Pamuk’s Istanbul

824338An unexpected window into a world and a point of view I could never have imagined — I like it when books do that. This is about a decaying city, a falling-apart and burning-down city, and yet a vibrant one. A life spent almost in one place, written from the same building where he grew up. It is about surviving and continuing on after the end of empire, this Turkish word of huzun (apologies that I don’t have the special characters to write this correctly) and I couldn’t help but compare it to Gilroy’s work on melancholy, while he has much more literary comparisons. But it is a fascinating wander through a city, a world, a language, a childhood. Some things I liked:

In Turkish we have a special tense that allows us to distinguish hearsay from what we’ve seen with our own eyes; when we are relating dreams, fairy tales, or past events we could not have witnessed…(8)

This made me think of Trouillot, how our language forms our ways of thinking of the past, and this is particularly interesting in thinking of history as both its events and its narration…

These are nothing like the remains of great empires to be seen in Western cities, preserved like museums of history and proudly displayed. The people of Istanbul simply carry on with their lives amongst the ruins. Many Western writers and travellers find this charming. But for the city’s more sensitive and attuned residents, these ruins are reminders that the present city is so poor and confused that it can never again dream of rising to the same heights of wealth, power and culture. It is no more possible to take pride in these neglected dwellings, in which dirt, dust and mud have blended into their surroundings, than it is to rejoice in the beautiful old wooden houses that as a child I watched burn down one by one (91).

There is much here about the gaze, about being caught between East and West yet uncaught…

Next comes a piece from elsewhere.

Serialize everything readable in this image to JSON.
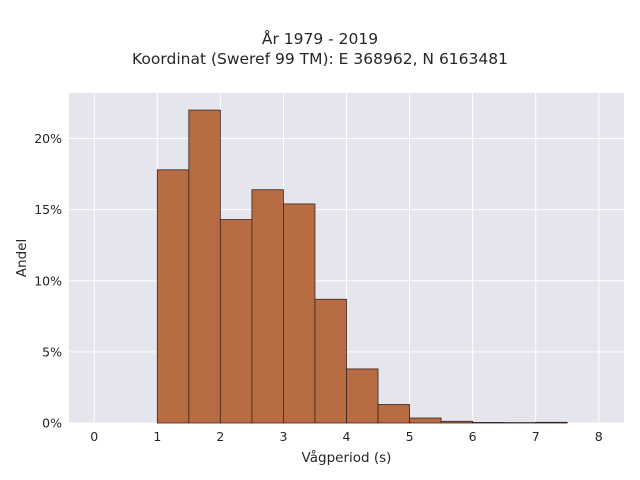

Why this fixation with the thoughts of Western travellers, what they did on visits to the city, what they wrote to their mothers? It’s partly that many times I’ve identified with a number of them (Nerval, Flaubert, de Amicis) and…it was by falling under their influence and arguing with them by turns that I forged my own identity. It’s also because so few of Istanbul’s own writers have paid their city any attention whatsoever.

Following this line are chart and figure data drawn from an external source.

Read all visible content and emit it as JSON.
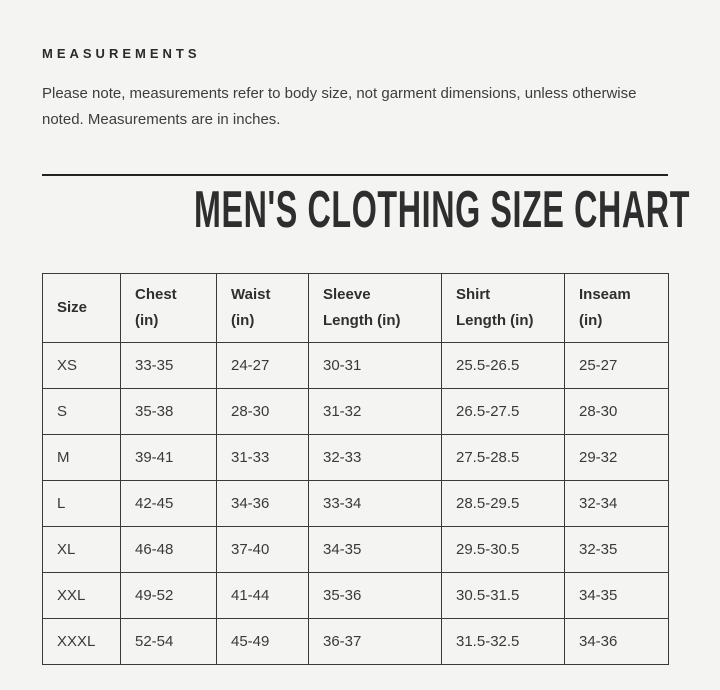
{
  "section": {
    "eyebrow": "MEASUREMENTS",
    "note": "Please note, measurements refer to body size, not garment dimensions, unless otherwise noted. Measurements are in inches.",
    "title": "MEN'S CLOTHING SIZE CHART"
  },
  "table": {
    "columns": [
      {
        "key": "size",
        "label": "Size"
      },
      {
        "key": "chest",
        "label": "Chest\n(in)"
      },
      {
        "key": "waist",
        "label": "Waist\n(in)"
      },
      {
        "key": "sleeve",
        "label": "Sleeve\nLength (in)"
      },
      {
        "key": "shirt",
        "label": "Shirt\nLength (in)"
      },
      {
        "key": "inseam",
        "label": "Inseam\n(in)"
      }
    ],
    "rows": [
      {
        "cells": [
          "XS",
          "33-35",
          "24-27",
          "30-31",
          "25.5-26.5",
          "25-27"
        ]
      },
      {
        "cells": [
          "S",
          "35-38",
          "28-30",
          "31-32",
          "26.5-27.5",
          "28-30"
        ]
      },
      {
        "cells": [
          "M",
          "39-41",
          "31-33",
          "32-33",
          "27.5-28.5",
          "29-32"
        ]
      },
      {
        "cells": [
          "L",
          "42-45",
          "34-36",
          "33-34",
          "28.5-29.5",
          "32-34"
        ]
      },
      {
        "cells": [
          "XL",
          "46-48",
          "37-40",
          "34-35",
          "29.5-30.5",
          "32-35"
        ]
      },
      {
        "cells": [
          "XXL",
          "49-52",
          "41-44",
          "35-36",
          "30.5-31.5",
          "34-35"
        ]
      },
      {
        "cells": [
          "XXXL",
          "52-54",
          "45-49",
          "36-37",
          "31.5-32.5",
          "34-36"
        ]
      }
    ]
  },
  "colors": {
    "background": "#f4f4f2",
    "text": "#3a3a3a",
    "border": "#3a3a3a",
    "divider": "#222222"
  }
}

Whatever we call it — false consciousness, fantasy, or old-style ideology — there is, in each of our heads, a half legible, half secret text that makes sense of what we’ve done in life. And for each of us in Istanbul, a large section of this text is given over to what Western observers have said about us. For people like me, Istanbullus with one foot in this culture and one in the other, the ‘Western traveller’ is often not a real person — he can be my own creation, my fantasy, even my own reflection. But being unable to depend on tradition alone as my text, I am grateful to the outsider who can offer me a complementary vision…So whenever I sense the absence of Western eyes, I become my own Westerner.

Istanbul has never been the colony of the Westerners who wrote about it, drew it, filmed it, and that is why I am not perturbed by (260) the use Western travellers have made of my past and my history and their construction of the exotic. Indeed, I find their fears ad dreams beguiling — as exotic to me as ours are to them — and I don’t look to them of entertainment or to see the city through their eyes, but also to enter into the full-formed world they’ve conjured up (261).

From one empire to another perhaps, lacking this colonial relationship, though surely more power dynamics are at work here? But I’ve been thinking a lot about this. One last quote:

Was this the secret of Istanbul — that beneath its grand history, its living poverty, its outward-looking monuments ad its sublime landscapes, its poor hid the city’s soul inside a fragile web? But here we have come full circle, for anything we say about the city’s essence, says more about our own lives and our own states of mind. The city has no centre other than ourselves (316).